For reluctant career changers, don’t worry if you find yourself needing to take on a role which isn’t necessarily your first choice. Some sectors have been so badly hit that it may make sense to look at alternatives at least in the short-term. Employers can be wary of career changers especially if their new chosen career seems very different, but in these unusual circumstances, most of them appreciate that individuals need to be pragmatic to pay their bills. However, they will still need to be reassured that you genuinely want and can do this job and will only offer it to you if they think you’ll stay long enough to be a good investment for them.

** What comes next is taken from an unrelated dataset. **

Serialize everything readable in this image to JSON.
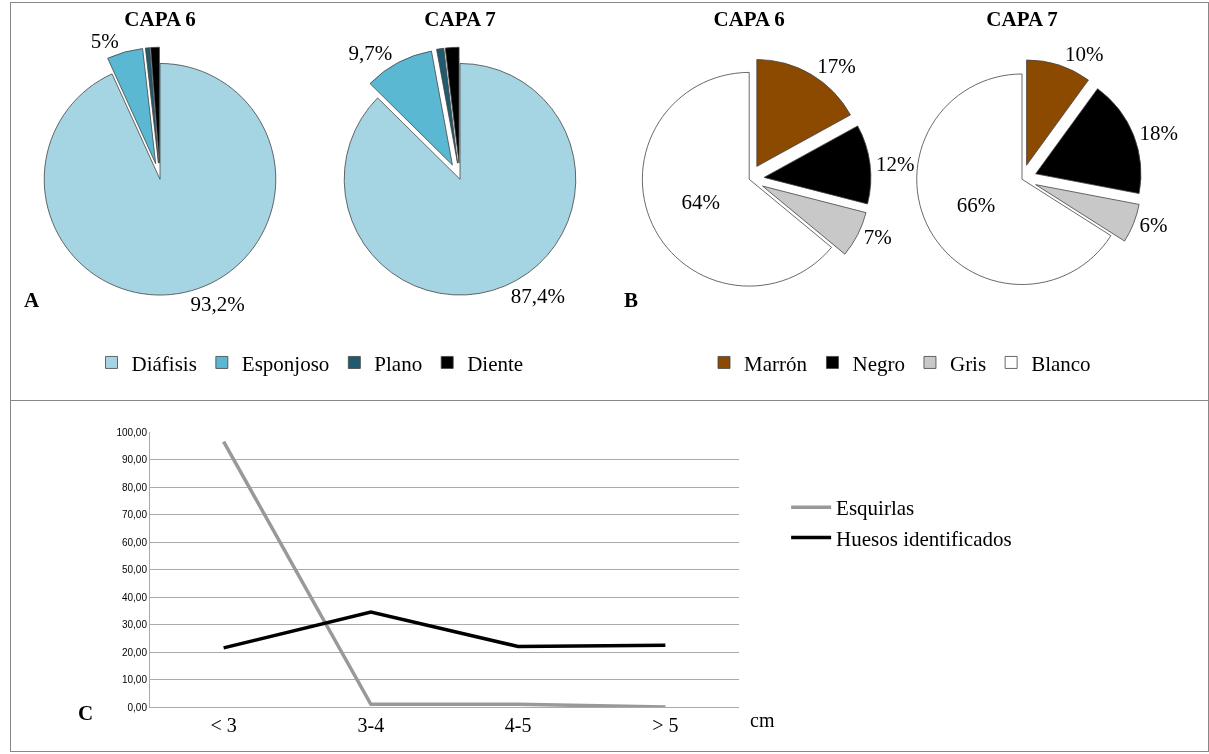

The career positives of a crisis
For many of us, the pandemic has brought some of the most difficult professional challenges of our career – let alone the personal ones. Recruiters are always asking questions about how you work under pressure and now, courtesy of a global pandemic, you have a whole host of highly relatable stories to draw upon. This might include handling an emergency reorganisation of the way you and your teamwork, supporting colleagues and customers under stress, or learning a whole new set of skills as we switched to remote technology. Perhaps while you were on furlough you undertook some training volunteered at a vaccination centre or supported an elderly neighbour. All of this will be of interest to potential employers who value resourcefulness and resilience as well as community and team spirit. The pandemic has provided you with many mettle-testing career achievements carried out in extraordinary circumstances and you shouldn’t under-estimate how powerful and resonant these stories will be whenever you need to talk about your career.
And the good news….
The June 2021 Report on Jobs by the Recruitment Employers Confederation showed that since the lockdown ended in May, permanent job recruitment has been growing at the quickest rates in the history of their surveys. At the same time, candidate availability fell with distinct staff shortages in many areas.
After 18 months of mass job cuts, it’s become a great time to be looking for a new role, with companies starting to re-hire again. Meanwhile employers are seeing growing numbers of staff resignations and are starting to realise that they need to offer more internal career development, to help them hold onto people for longer and reduce their recruitment and training costs.
So, from a difficult 18 months, career-wise things are starting to look more positive again. It’s a very good time to have a career conversation with your manager about your career goals and the development opportunities that are available to you within the company. At the same time, get your CV up-dated and make sure you are interview ready, because new opportunities are starting to appear.